Step 1 – Identification Risk (0–50)

50 – Names, phone numbers, IDs, GPS or full DOB still visible; easily traceable individuals.
30 – Identifiers removed but unique event combinations could reveal identity (rare disease + village + date).
15 – Only coarse info (age, sex, district, month); re-identification hard but not impossible.
5 – Generalized categories (age bands, state, quarter); identities effectively hidden.
0 – Only aggregated counts; no individual rows.

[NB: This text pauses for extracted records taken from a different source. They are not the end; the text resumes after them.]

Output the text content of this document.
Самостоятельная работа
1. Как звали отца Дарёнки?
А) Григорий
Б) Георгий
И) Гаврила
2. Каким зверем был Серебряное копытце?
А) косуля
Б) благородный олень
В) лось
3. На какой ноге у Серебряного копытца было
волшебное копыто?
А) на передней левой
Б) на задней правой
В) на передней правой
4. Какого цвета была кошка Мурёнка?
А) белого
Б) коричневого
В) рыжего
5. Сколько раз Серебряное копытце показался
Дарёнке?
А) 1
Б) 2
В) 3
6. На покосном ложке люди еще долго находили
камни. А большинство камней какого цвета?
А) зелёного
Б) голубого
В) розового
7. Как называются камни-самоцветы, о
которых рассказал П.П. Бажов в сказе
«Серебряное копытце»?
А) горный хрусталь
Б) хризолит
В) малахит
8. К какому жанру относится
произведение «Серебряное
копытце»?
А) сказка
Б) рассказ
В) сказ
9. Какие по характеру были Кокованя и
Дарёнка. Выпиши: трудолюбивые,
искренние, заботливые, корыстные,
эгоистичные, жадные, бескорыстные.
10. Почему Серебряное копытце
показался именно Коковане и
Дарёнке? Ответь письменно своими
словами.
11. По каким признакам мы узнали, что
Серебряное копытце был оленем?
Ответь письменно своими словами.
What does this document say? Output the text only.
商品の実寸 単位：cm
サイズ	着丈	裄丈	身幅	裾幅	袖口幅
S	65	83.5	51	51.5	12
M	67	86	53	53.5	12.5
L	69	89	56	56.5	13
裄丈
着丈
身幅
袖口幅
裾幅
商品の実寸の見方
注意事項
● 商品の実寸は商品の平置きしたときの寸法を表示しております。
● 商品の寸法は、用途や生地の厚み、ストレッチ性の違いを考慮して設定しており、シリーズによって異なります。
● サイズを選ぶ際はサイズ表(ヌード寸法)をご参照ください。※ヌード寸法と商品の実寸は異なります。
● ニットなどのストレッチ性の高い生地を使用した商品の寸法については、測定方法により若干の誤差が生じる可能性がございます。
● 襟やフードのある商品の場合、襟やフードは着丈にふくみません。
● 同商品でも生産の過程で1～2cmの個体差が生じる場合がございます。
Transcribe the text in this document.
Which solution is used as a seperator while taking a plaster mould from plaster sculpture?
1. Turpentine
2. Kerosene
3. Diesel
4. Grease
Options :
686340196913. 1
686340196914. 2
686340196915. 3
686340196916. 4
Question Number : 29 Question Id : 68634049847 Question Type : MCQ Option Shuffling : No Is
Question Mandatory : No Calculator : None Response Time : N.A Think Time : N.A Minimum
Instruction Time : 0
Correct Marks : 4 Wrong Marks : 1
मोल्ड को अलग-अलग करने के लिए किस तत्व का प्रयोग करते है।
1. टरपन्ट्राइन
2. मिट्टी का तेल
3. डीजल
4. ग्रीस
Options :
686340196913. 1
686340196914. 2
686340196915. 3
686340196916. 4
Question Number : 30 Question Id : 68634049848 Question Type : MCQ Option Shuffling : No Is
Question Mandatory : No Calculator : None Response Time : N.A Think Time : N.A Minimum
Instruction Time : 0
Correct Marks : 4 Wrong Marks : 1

Step 2 – Sensitivity / Harm Multiplier

1.0 – Routine / Low Harm – Non-stigmatizing, routine data like vitals or service utilization.
1.5 – High Stigma / Personal Impact – TB, HIV, reproductive, mental-health, genomic, caste/tribe, violence, or undocumented status.
2.0 – Critical / Safety-Sensitive – Forensic, detainee, conflict, tribal GPS, refugee, or protest-related health records.

Step 3 – Compute PRS-Lite

PRS = round (Identification Risk × Multiplier)

(capped at 100)

Step 4 – Risk Band

PRS	Band	Interpretation
0–15	Low	Minimal re-identification or harm risk.
16–40	Moderate	Manageable risk; requires controlled sharing.
41–70	High	Substantial privacy concern; restrict use.
71–100	Very High	Serious risk; share only aggregated results.